What we’re seeing in Iran is what happens when a sclerotic, gerontocratic, authoritarian theocracy tries to impose its will on a younger population that no longer accepts the legitimacy of the government and also rejects some of its core religious teachings. Protests erupted over 22-year-old Mahsa Amini being tortured and killed by “morality police” for wearing her hijab the “wrong” way. Women have responded by tearing off their head scarves and burning them. Men have attacked police, and riots have racked the country for weeks. The internet has been shut down, and at least 75 people have been killed so far. The Iranian regime has reportedly lost control of a predominantly Kurdish town on the border as well.

Unquote.

For millions of Americans, Christianity has become a political identity that favors the creation of a single-party, single-religion theocracy. Russia and Iran demonstrate where that can lead, either to becoming “a corrupted tool of fascism (as in Russia) or an oppressive, omnipresent force (as in Iran) against which the population can achieve change only through revolution”.

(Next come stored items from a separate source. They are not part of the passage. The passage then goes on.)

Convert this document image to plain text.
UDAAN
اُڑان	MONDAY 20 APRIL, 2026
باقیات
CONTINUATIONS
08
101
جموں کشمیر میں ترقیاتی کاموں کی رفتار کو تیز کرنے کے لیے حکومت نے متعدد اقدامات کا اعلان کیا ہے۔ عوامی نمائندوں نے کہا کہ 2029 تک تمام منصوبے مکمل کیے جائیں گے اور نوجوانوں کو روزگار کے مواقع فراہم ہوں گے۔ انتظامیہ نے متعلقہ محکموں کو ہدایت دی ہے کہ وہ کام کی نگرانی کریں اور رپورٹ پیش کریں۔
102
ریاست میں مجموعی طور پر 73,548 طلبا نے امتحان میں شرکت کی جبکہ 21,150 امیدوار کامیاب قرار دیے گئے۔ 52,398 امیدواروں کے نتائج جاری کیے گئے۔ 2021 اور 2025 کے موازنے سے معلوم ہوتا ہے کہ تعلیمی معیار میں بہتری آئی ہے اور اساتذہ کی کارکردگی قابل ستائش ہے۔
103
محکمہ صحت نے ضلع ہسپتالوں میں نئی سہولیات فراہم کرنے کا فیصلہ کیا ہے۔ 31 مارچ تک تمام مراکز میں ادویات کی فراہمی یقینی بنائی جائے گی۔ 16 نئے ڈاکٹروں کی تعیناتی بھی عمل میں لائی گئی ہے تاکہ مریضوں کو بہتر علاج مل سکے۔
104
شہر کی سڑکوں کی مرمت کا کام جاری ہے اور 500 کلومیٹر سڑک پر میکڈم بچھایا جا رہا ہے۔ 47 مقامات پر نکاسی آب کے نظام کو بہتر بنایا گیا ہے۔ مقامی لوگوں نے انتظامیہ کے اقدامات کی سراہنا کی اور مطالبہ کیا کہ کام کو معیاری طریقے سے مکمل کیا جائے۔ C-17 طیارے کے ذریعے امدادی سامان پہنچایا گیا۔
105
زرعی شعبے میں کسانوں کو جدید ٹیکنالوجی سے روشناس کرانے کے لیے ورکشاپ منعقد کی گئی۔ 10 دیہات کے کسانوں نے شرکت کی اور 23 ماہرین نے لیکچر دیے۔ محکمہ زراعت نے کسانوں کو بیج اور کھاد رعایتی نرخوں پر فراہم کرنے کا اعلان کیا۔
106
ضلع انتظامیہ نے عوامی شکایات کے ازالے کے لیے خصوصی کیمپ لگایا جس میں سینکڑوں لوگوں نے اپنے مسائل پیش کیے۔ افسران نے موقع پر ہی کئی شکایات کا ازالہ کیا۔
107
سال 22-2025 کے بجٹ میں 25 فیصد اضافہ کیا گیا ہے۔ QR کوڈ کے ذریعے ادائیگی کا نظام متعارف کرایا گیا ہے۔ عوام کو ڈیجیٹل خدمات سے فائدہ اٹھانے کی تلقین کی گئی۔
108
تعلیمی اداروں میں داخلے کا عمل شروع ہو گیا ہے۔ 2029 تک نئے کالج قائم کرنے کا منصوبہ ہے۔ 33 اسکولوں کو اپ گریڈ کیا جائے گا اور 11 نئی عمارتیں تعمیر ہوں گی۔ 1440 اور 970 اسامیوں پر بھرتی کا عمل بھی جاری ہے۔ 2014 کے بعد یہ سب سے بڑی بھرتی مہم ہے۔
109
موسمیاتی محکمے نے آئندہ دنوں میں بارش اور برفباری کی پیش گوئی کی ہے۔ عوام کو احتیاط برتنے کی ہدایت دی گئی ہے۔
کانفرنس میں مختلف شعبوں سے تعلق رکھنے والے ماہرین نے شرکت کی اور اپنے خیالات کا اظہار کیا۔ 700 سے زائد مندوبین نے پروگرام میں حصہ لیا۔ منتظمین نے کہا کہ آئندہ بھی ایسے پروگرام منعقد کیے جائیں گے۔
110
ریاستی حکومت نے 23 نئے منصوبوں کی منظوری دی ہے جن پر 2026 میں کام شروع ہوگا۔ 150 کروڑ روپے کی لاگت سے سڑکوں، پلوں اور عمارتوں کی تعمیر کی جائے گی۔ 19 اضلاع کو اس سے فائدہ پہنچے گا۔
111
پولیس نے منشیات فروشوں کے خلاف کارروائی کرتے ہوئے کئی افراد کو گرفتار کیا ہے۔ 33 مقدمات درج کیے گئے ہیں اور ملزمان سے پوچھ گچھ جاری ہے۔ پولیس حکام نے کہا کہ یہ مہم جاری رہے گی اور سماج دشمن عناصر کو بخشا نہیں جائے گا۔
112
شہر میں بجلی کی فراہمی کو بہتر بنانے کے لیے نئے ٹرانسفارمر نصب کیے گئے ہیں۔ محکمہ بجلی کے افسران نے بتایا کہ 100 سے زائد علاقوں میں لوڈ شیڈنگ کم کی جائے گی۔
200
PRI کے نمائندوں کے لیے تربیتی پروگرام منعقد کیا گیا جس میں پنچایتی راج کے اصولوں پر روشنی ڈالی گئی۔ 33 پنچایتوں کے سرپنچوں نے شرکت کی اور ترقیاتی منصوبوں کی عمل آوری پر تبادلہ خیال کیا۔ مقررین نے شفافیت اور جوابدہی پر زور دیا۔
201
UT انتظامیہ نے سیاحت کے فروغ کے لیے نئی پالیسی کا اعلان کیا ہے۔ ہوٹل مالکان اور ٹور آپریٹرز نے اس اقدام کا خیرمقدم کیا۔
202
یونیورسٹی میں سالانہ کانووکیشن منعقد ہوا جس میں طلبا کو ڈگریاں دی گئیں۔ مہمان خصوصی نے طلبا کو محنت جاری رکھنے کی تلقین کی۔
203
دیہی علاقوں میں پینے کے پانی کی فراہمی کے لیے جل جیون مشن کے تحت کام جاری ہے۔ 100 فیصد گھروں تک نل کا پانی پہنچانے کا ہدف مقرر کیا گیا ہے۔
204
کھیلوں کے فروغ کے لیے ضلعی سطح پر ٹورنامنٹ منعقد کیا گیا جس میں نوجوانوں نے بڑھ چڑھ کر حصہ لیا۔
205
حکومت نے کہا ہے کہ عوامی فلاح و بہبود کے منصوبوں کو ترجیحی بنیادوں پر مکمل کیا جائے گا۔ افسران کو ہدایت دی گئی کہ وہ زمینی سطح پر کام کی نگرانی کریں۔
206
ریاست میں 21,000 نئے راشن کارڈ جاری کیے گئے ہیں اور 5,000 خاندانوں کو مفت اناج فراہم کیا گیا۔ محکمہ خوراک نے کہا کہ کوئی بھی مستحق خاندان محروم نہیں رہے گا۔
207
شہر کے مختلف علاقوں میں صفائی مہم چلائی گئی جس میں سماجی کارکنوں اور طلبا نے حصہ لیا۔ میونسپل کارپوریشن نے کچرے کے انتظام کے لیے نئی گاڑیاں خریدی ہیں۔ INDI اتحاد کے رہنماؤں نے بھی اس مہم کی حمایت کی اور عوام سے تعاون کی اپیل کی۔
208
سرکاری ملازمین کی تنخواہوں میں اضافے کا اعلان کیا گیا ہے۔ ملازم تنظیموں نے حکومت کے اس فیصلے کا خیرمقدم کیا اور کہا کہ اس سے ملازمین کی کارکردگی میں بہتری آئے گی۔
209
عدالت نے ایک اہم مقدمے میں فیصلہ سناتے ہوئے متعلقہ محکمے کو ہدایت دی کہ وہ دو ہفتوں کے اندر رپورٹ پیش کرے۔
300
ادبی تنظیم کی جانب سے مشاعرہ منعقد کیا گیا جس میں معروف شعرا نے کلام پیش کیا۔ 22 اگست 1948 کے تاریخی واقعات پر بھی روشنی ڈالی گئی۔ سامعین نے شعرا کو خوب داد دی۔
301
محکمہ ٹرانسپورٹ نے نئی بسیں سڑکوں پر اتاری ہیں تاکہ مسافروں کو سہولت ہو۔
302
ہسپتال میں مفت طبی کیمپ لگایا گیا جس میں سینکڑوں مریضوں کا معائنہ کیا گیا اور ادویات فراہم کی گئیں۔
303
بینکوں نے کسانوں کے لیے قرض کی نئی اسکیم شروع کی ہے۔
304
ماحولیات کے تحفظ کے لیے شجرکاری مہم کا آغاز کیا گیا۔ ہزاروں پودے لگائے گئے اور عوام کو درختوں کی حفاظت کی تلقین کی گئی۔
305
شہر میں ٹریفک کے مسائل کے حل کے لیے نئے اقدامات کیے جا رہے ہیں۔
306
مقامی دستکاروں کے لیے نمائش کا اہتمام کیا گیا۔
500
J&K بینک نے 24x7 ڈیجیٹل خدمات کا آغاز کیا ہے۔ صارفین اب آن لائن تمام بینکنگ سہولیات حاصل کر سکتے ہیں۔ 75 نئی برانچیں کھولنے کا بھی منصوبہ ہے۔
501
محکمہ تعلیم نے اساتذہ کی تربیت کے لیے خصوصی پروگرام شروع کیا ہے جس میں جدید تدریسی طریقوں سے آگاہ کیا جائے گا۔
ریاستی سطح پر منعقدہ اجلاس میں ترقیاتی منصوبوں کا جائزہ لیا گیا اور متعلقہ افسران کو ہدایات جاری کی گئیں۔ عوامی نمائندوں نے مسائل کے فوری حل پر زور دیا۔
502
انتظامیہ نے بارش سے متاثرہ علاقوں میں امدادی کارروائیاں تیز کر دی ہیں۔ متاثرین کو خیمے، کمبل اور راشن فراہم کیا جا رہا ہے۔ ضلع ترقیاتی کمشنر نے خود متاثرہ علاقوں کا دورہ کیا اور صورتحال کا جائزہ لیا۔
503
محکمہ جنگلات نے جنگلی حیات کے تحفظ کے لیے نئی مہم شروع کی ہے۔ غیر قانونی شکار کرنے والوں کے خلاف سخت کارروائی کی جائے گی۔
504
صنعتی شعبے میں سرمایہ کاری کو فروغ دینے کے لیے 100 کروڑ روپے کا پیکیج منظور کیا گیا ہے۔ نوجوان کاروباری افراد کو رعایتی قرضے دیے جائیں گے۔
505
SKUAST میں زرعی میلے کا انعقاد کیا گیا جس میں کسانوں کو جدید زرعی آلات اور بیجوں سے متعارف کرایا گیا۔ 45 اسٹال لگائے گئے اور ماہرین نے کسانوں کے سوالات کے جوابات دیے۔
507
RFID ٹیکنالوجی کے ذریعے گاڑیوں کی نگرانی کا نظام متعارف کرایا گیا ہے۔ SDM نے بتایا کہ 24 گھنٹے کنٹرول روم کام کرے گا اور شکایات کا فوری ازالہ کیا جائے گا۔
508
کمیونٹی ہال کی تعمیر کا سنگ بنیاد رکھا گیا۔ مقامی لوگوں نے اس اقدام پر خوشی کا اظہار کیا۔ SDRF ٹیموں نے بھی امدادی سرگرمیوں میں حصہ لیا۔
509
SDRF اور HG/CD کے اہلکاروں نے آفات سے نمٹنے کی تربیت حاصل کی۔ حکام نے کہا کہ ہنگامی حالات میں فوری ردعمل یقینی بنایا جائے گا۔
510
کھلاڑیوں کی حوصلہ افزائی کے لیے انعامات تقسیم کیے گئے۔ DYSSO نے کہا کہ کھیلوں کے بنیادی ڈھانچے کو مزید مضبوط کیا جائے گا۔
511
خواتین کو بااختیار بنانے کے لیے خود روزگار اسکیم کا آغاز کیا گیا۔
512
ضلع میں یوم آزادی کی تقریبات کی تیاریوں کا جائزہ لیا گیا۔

Onward Christian Soldiers, Supreme Court Edition

The first words of the Bill of Rights are: “Congress shall make no law respecting an establishment of religion, or prohibiting the free exercise thereof”. In recent decades, that’s meant people are free to practice their religion (the Free Exercise Clause) but not promote it as part of their government jobs (the Establishment Clause).

Charles Pierce of Esquire discusses today’s right-wing reinterpretation of what constitutes free exercise and the establishment of religion:

… It was a pretty good day for theocracy. In Kennedy v. Bremerton School District, by the 6-3 vote that was so carefully purchased with dark money and so carefully engineered by Mitch McConnell, the Court sided with a football coach named Joseph Kennedy who used to have his team meet at midfield for a postgame exercise in what the Court said Monday was “quiet personal prayer.”

The history of the case is a perfect example of a small-town controversy that was fairly clear-cut until the conservative movement managed to get it through a carefully engineered conservative-heavy judicial system until it finally landed on the doorstep of Supreme Court Justice Neil Gorsuch. In 2015, the school district told Kennedy to knock it off. Kennedy refused and was placed on administrative leave. Instead of reapplying for his job when his leave ended, Kennedy decided to sue the school district. He lost in court. Then he lost his appeal. Then an earlier Supreme Court declined to take his case.

But the longer you can keep going in the courts, the better chance you have of running into a conservative Christian who will find room for white-people Jesus in the Bill of Rights…. Kennedy tried again and, this time he finally found Gorsuch and the rest of the Papal States on the Supreme Court.

Once again, that crew threw aside a sensible, durable framework in favor of some sort of weird, literalist invocation of American history. Much of the previous Establishment Clause law had rested on a 1971 case called Lemon v. Kurtzman—decided, it should be noted, by an 8-0 vote under Republican Chief Justice Warren Burger …

Leaving Coach Kennedy’s triumph for a moment, we should be wary of the blithe way the Court’s majority dismisses Lemon as irrelevant to Establishment Clause jurisprudence. Lemon was not purely about prayer. It has also been central to keeping the bunco scheme that is Creationism—as well as its gussied-up cousin, Intelligent Design—out of the public schools … [Lemon] was used to squash attempts at bootlegging Creationist bushwah into science classes in Arkansas and Louisiana … in 2005, when it helped decide a famous case in Pennsylvania. …

In this particular political moment, you’d have to be considerably naive to think that the reactionary right isn’t coming for the public schools, largely because they never stopped coming for the public schools. They will use radicalized Christian religion as their primary artillery. Last week, the Supreme Court opened up the wallets of Maine taxpayers and invited religious schools to dive right in. Would you like to guess what might happen if another Intelligent Design case makes it in front of the current Supreme Court majority?

… Public education is unconstitutional because it is insufficiently theocratic. An interesting legal theory that is coming soon to a Supreme Court near you.